Сэр Джон Фастольф сонно покачивался в седле.
Из дремоты его вырвал возбужденный голос Томаса Блекбурна, рыцаря из Кента.
– Что там?
– Де Лэйси возвращается!
Реджинальд де Лэйси, командир передовой охраны, остановил перед ними коня так резко, что им пришлось даже зажмуриться от брызнувшего болота. На покрытом светлым юношеским пушком лице солдатика вырисовывался перепуг. Смешанный с волнением.
– Французы, сэр Джон! – завопил он, удерживая своего коня. – Перед нами! На восток и на запад от нас! В засаде! Тьма тьмущая!
«Конец нам, – подумал сэр Джон Фастольф. – Конец мне. Пропал я. А так было близко, так было близко. Едва не удалось. Удалось бы нам, если б не…»
«Удалось бы, – подумал Томас Блекбурн. – Удалось бы нам, если бы ты, Джон Фастольф, гадкий пропойца, не лакал до протери сознания в каждом придорожном трактире. Если бы ты, бесстыдный кобель, не блядовал в каждом местном борделе. Если бы не это, лягушатники не проведали бы о нас, давно уж были бы среди своих. А теперь мы пропали…
– Сколько… – сэр Джон Фастольф отхаркиванием прочистил горло. – Сколько их? И кто? Ты видел знамёна?
– Их… – замялся Реджинальд де Лэйси, устыдившись, что сбежал, не присмотревшись как следует к французским флагам. – Их где-то тысячи две… С Орлеана, поэтому это, возможно, Бастард[24]… Или Ла Ир…
Блекбурн выругался. Сэр Джон украдкой вздохнул. Взглянул на свое собственное войско. На сто всадников в броне. Сто пехотинцев. Четыреста уэльских лучников. Возницы и обозные. И триста телег. Триста вонючих телег, наполненных вонючими бочками вонючей соленой сельди, закупленными в Париже и предназначенными как постный провиант для осаждающей Орлеан восьмитысячной армии графа Суффолка.
«Селедка, – обреченно подумал сэр Джон. – Распрощаюсь с жизнью из-за селедки. Умру в куче селедки. Из селедки будет у меня гроб, из селедки будет надгробие. By God![25] Весь Лондон лопнет от смеха.

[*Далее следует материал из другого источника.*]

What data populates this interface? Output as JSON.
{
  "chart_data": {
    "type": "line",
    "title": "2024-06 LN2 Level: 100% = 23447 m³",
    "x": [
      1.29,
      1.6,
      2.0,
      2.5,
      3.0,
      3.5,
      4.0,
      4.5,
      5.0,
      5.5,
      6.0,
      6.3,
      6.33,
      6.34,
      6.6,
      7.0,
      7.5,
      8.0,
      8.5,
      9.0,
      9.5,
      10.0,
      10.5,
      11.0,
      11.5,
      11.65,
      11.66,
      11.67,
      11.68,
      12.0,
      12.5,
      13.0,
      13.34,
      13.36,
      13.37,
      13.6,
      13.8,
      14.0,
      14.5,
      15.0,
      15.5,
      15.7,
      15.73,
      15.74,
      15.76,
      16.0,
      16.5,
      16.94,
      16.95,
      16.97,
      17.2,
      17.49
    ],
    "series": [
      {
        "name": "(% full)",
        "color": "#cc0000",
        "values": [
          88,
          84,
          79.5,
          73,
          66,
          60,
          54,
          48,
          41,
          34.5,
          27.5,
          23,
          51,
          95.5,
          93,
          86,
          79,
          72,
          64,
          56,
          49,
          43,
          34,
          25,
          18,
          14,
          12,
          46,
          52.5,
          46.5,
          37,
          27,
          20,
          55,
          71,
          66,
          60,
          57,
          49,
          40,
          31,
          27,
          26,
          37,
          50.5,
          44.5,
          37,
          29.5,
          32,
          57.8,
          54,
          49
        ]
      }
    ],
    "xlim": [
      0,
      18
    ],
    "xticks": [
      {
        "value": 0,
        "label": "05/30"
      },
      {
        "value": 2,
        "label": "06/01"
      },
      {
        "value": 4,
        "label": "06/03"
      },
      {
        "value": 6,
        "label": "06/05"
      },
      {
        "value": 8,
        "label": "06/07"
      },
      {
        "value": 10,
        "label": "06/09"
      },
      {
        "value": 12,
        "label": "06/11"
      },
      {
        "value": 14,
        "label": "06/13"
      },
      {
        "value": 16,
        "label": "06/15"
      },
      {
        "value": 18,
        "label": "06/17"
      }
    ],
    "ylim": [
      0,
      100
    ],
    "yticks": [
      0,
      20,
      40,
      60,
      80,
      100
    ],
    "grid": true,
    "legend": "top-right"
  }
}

Триста телег сельди. Триста телег. Телег.
– Распрячь коней! – заревел по-бычьи сэр Джон Фастольф, стоя в стременах. – Выставить телеги в четырехугольник! Связать вместе дышла и колеса. Всем раздать луки!

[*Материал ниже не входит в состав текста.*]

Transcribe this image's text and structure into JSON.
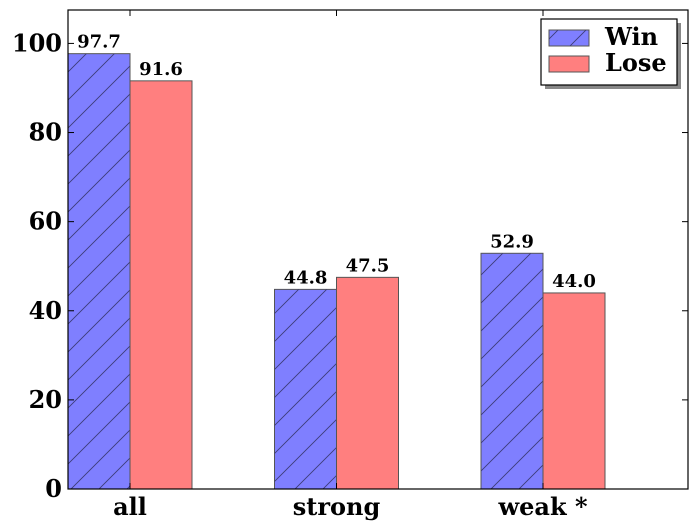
{
  "chart_data": {
    "type": "bar",
    "categories": [
      "all",
      "strong",
      "weak *"
    ],
    "series": [
      {
        "name": "Win",
        "values": [
          97.7,
          44.8,
          52.9
        ],
        "color": "#7f7fff",
        "hatch": "diagonal"
      },
      {
        "name": "Lose",
        "values": [
          91.6,
          47.5,
          44.0
        ],
        "color": "#ff7f7f",
        "hatch": "none"
      }
    ],
    "data_labels": [
      [
        "97.7",
        "44.8",
        "52.9"
      ],
      [
        "91.6",
        "47.5",
        "44.0"
      ]
    ],
    "yticks": [
      "0",
      "20",
      "40",
      "60",
      "80",
      "100"
    ],
    "ylim": [
      0,
      107.5
    ],
    "title": "",
    "xlabel": "",
    "ylabel": "",
    "legend_position": "top-right",
    "grid": false
  }
}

«Свихнулся, – подумал Томас Блекбурн. – Или не протрезвел еще». Однако побежал выполнять приказы.
«Сейчас мы убедимся, сколько в том правды, – думал сэр Джон, глядя на оживление своего войска и формирование заграждения из телег. – В том, что рассказывали о богемцах, о гуситах, которые то ли из Восточной Европы, то ли из Малой Азии… Об их триумфах, о сокрушительных ударах, нанесенных саксонцам и баварцам… Об из знаменитом предводителе, по имени… God damn[26]… Жижка?
Было двенадцатое февраля 1429 Года Господнего, суббота перед первым воскресеньем поста. Засияло солнце, разогнав низко осевшую мглу. Сельдь, казалось, начала вонять еще сильнее. С востока, со стороны городка Руврэ, слышался нарастающий топот копыт.

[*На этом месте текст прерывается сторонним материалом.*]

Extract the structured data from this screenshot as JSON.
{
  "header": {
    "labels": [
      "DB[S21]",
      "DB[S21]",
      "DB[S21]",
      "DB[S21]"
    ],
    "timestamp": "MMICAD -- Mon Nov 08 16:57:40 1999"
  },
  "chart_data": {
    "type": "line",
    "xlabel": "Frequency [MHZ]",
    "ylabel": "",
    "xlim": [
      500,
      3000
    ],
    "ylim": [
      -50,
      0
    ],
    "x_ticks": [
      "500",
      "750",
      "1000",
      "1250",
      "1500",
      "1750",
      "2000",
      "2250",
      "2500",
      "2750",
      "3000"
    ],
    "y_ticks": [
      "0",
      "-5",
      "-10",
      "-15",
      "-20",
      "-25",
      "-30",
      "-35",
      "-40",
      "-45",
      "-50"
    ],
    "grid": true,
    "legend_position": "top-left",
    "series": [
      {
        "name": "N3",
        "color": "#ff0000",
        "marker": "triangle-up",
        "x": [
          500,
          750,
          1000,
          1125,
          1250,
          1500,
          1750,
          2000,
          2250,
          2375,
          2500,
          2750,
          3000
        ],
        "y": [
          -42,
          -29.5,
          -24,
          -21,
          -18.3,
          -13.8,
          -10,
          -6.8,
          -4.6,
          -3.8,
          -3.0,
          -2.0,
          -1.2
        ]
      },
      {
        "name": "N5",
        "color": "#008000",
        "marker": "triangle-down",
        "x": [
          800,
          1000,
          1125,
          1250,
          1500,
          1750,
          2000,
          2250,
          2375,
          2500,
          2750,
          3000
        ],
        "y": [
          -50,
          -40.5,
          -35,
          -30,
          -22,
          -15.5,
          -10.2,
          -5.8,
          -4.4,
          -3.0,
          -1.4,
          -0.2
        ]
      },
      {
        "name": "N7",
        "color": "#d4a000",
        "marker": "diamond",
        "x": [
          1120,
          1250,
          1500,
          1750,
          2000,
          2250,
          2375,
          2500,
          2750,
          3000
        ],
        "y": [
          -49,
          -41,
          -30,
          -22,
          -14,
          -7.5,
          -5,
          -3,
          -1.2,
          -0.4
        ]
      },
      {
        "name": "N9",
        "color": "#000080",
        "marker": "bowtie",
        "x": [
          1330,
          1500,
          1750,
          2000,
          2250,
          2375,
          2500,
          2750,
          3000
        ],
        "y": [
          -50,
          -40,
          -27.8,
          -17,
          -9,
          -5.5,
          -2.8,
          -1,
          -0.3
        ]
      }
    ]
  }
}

– Луки в руки! – заорал, выхватывая меч, Томас Блекбурн. – They’re coming![27]
Ни Блекбурн, ни сэр Джон Фастольф понятия не имели, что живы еще совсем случайно, что уцелели благодаря счастливому стечению обстоятельств. Что если бы не эти обстоятельства, не видать бы им рассвета. Граф Жан Дюнуа, Бастард Орлеанский, узнал об обозе сельди еще несколько дней тому. Его полторы тысячи кавалерии из Орлеана, а также Ла Ир, Сэнтрай и шотландец Джон Стюарт, ожидали в засаде под Руврэ, чтобы сразу на рассвете атаковать английскую колонну и разгромить ее. Однако, хотя его очень отговаривали, Дюнуа построил свой план на графе Клермоне, стоявшем обозом под Руврэ. Граф Клермон был статным молодцем, красивым, как девушка. И окружал себя всегда другими красивыми юношами. О войне понятия не имел. Но он был кузеном Карла VII, и с ним приходилось считаться.
Отрок Клермон, как звал его Ла Ир, ясное дело, подвел по всем статьям. Упустил момент, утратил неожиданность. Не приказал атаковать, ибо был занят. Завтракал. После завтрака его пудрили и делали прическу. Во время причесывания граф улыбался одному из своих юных дружков, слал ему поцелуи, махал ресницами. Гонцов от Дюнуа граф проигнорировал. А об англичанах забыл. У него были дела и планы поважнее.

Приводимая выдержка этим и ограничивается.